If the president calls some other country and tells them something that's classified, and he doesn't know it's classified, I think it still becomes declassified in doing so. At least, that seems to be the argument. So in effect, by taking them home and keeping them past the end of his presidency, Trump declassified the materials without realizing he did so.

I mostly just find that argument amazing and I hope it wins for its own sake as an argument.

I mean, it would lead to endless tit-for-tat only as long as supplies of crimes last. I mean, you could make it last a long time by changing laws, but you'd have to put a bunch of additional work in. Absent a new wave of ex-post-facto laws or blatant procedure prosecutions, honestly my first reaction is "yes, good." Let justice reign, etc.

If I had two sons, and one son got drunk and punched someone at a bar while another got drunk and was punched by someone at a bar. I would not want to live in a world where the former was killed and the latter killed their assaulter. I'd much rather live in the alternative world where no one died. Which would you rather live in?

I think this is an instance of causal decision theory in the wild, in that you're holding the punch stable when there's no reason to expect that to be the case. What if it being "the sort of world where people who throw punches are killed" means that instead you get to pick between the world where your sons punch and are punched, and the world where nobody is even punched? Then the question would be to what extent punch-kill actually allows acausal flow, right? Ie. we may imagine a world where some people just, out of the blue, are struck by the urge to punch and otherwise-agentically seek out a target to punch. In that case, the kill-branch obviously would only worsen the situation. So the question comes down to if the punch urge is such that the kill branch can successfully shift the incentives enough to suppress the punch branch enough to make up for the QALY loss.

Because at the end of the day, we'd at least somewhat prefer that the least people die. Right?

If non vaccinated, or positives covid tested individuals and families had been shipped off to camps (outside china), and had been killed would that really have been incongruent with the rhetoric and propoganda deployed?

I obviously cannot prove this, but my immediate reaction is "yes, of course, massively incongruent."

We'd need more samples. I was right this time, but obviously n=1.

I think even in China, you could predict fairly reliably if a given camp or campaign was going to engage in mass murder or not, ie. whether the Uighur rhetoric is like the Nazi rhetoric in ways that the Covid rhetoric is not.

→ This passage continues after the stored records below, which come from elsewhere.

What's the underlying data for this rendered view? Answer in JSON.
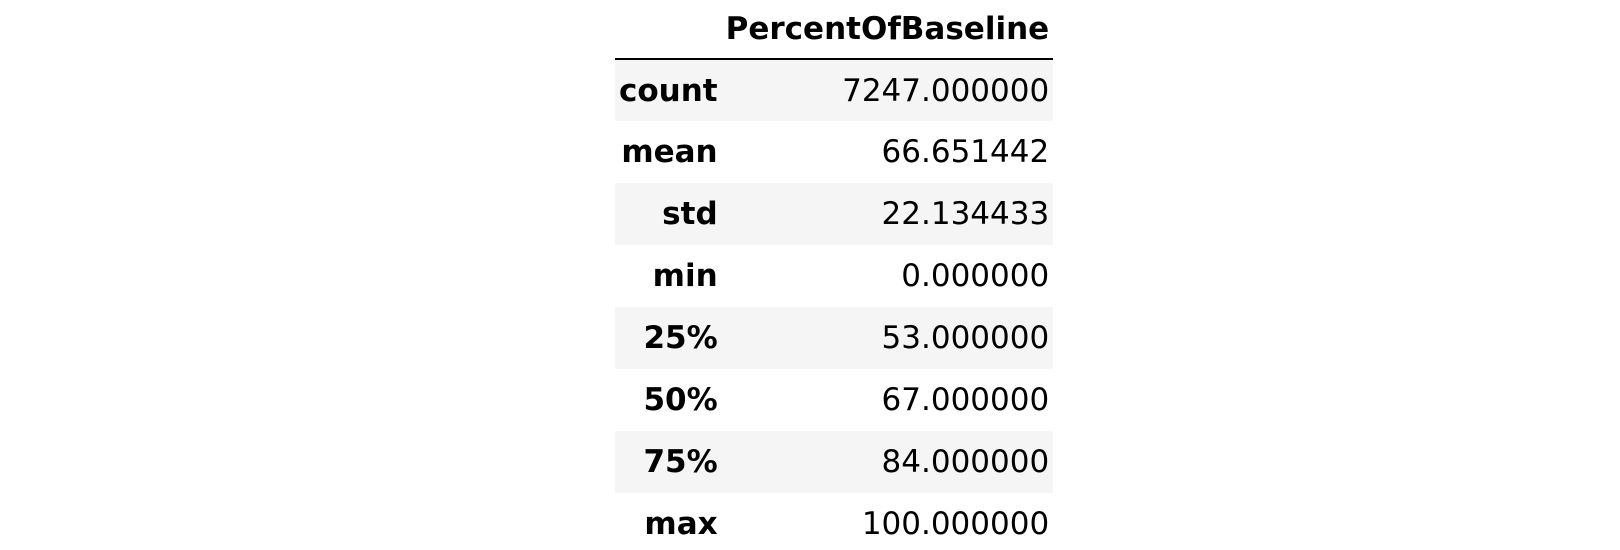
{
  "table": {
    "column_header": "PercentOfBaseline",
    "rows": [
      {
        "label": "count",
        "value": "7247.000000"
      },
      {
        "label": "mean",
        "value": "66.651442"
      },
      {
        "label": "std",
        "value": "22.134433"
      },
      {
        "label": "min",
        "value": "0.000000"
      },
      {
        "label": "25%",
        "value": "53.000000"
      },
      {
        "label": "50%",
        "value": "67.000000"
      },
      {
        "label": "75%",
        "value": "84.000000"
      },
      {
        "label": "max",
        "value": "100.000000"
      }
    ]
  }
}
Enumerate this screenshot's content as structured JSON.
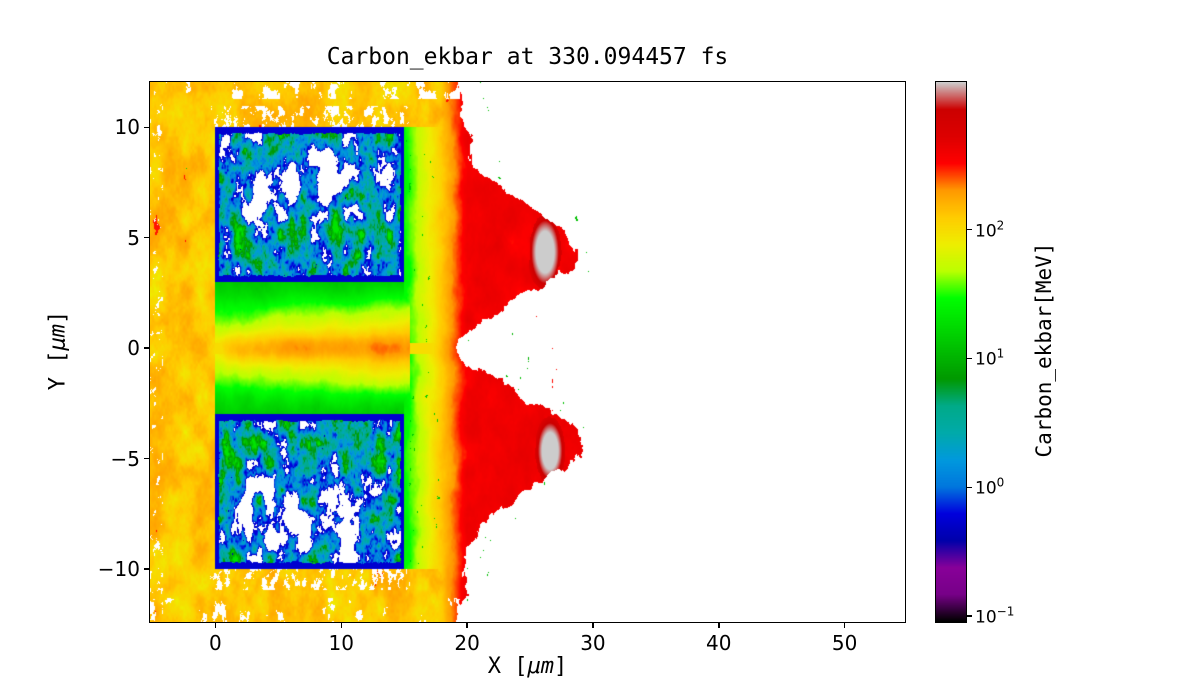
{
  "labels": {
    "x_pre": "X [",
    "y_pre": "Y [",
    "unit": "μm",
    "unit_close": "]"
  },
  "chart_data": {
    "type": "heatmap",
    "title": "Carbon_ekbar at 330.094457 fs",
    "xlabel": "X [μm]",
    "ylabel": "Y [μm]",
    "xlim": [
      -5.2,
      54.8
    ],
    "ylim": [
      -12.4,
      12.05
    ],
    "grid": false,
    "background": "#ffffff",
    "x_ticks": [
      {
        "value": 0,
        "label": "0"
      },
      {
        "value": 10,
        "label": "10"
      },
      {
        "value": 20,
        "label": "20"
      },
      {
        "value": 30,
        "label": "30"
      },
      {
        "value": 40,
        "label": "40"
      },
      {
        "value": 50,
        "label": "50"
      }
    ],
    "y_ticks": [
      {
        "value": -10,
        "label": "−10"
      },
      {
        "value": -5,
        "label": "−5"
      },
      {
        "value": 0,
        "label": "0"
      },
      {
        "value": 5,
        "label": "5"
      },
      {
        "value": 10,
        "label": "10"
      }
    ],
    "colorbar": {
      "label": "Carbon_ekbar[MeV]",
      "scale": "log",
      "vmin": 0.09,
      "vmax": 1400,
      "ticks": [
        {
          "value": 0.1,
          "mantissa": "10",
          "exponent": "−1"
        },
        {
          "value": 1,
          "mantissa": "10",
          "exponent": "0"
        },
        {
          "value": 10,
          "mantissa": "10",
          "exponent": "1"
        },
        {
          "value": 100,
          "mantissa": "10",
          "exponent": "2"
        }
      ]
    },
    "colormap": {
      "name": "nipy_spectral",
      "stops": [
        [
          0.0,
          "#000000"
        ],
        [
          0.05,
          "#770088"
        ],
        [
          0.1,
          "#880099"
        ],
        [
          0.15,
          "#0000AA"
        ],
        [
          0.2,
          "#0000DD"
        ],
        [
          0.25,
          "#0077DD"
        ],
        [
          0.3,
          "#0099DD"
        ],
        [
          0.35,
          "#00AAAA"
        ],
        [
          0.4,
          "#00AA88"
        ],
        [
          0.45,
          "#009900"
        ],
        [
          0.5,
          "#00BB00"
        ],
        [
          0.55,
          "#00DD00"
        ],
        [
          0.6,
          "#00FF00"
        ],
        [
          0.65,
          "#BBFF00"
        ],
        [
          0.7,
          "#EEEE00"
        ],
        [
          0.75,
          "#FFCC00"
        ],
        [
          0.8,
          "#FF9900"
        ],
        [
          0.85,
          "#FF0000"
        ],
        [
          0.9,
          "#DD0000"
        ],
        [
          0.95,
          "#CC0000"
        ],
        [
          1.0,
          "#CCCCCC"
        ]
      ]
    },
    "features": {
      "description": "Carbon average kinetic energy map at t = 330.094457 fs: two structured target slabs (x 0-15 um, y 3-10 um and y -10 to -3 um) with ~0.5 MeV dark-blue border sheaths and mottled 0.5-20 MeV interiors containing empty (white) cavities; a speckled 55-210 MeV orange halo on the left and above/below; an on-axis ~100 MeV channel near y=0; an energetic red expansion front (~300-400 MeV) from x~17 to a ragged edge near x~20-30 um, bulging to x~29 at y~±4.5 with ~1400 MeV light-gray hotspots near (26, ±4.5) um; vacuum (white) beyond x~30.",
      "blocks": [
        {
          "x": [
            0,
            15
          ],
          "y": [
            3,
            10
          ]
        },
        {
          "x": [
            0,
            15
          ],
          "y": [
            -10,
            -3
          ]
        }
      ],
      "block_border_mev": 0.55,
      "block_interior_mev": [
        0.5,
        20
      ],
      "halo_mev": [
        55,
        210
      ],
      "channel": {
        "halfwidth": 0.25,
        "x_extent": [
          -2,
          20
        ],
        "mev": 100
      },
      "front_cap_mev": 400,
      "hotspots": [
        {
          "x": 26.2,
          "y": 4.35,
          "rx": 1.3,
          "ry": 1.7,
          "mev": 1400
        },
        {
          "x": 26.6,
          "y": -4.65,
          "rx": 1.15,
          "ry": 1.5,
          "mev": 1400
        }
      ],
      "right_edge": {
        "base": 20.3,
        "bulge": 8.8,
        "bulge_center": 4.4,
        "bulge_width": 2.5,
        "notch_depth": 2.2,
        "notch_width": 0.9
      }
    }
  }
}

To be clear, I don't have an opinion on this; I haven't done any research on genocide in China, but I'd expect if there was genocide we should see commonalities in the rhetoric.

edit: Ie. say, nobody was calling Covid victims dangerous parasites.... Okay, I'm not willing to say that. Maybe it's just that the US CW is so hot that the rhetoric on the street was genuinely indistinguishable from Mein Kampf? If so, Scott may be apropos: "Stop telling people they’re going to be killed. ... Stop trying to convince Americans that all the other Americans hate them."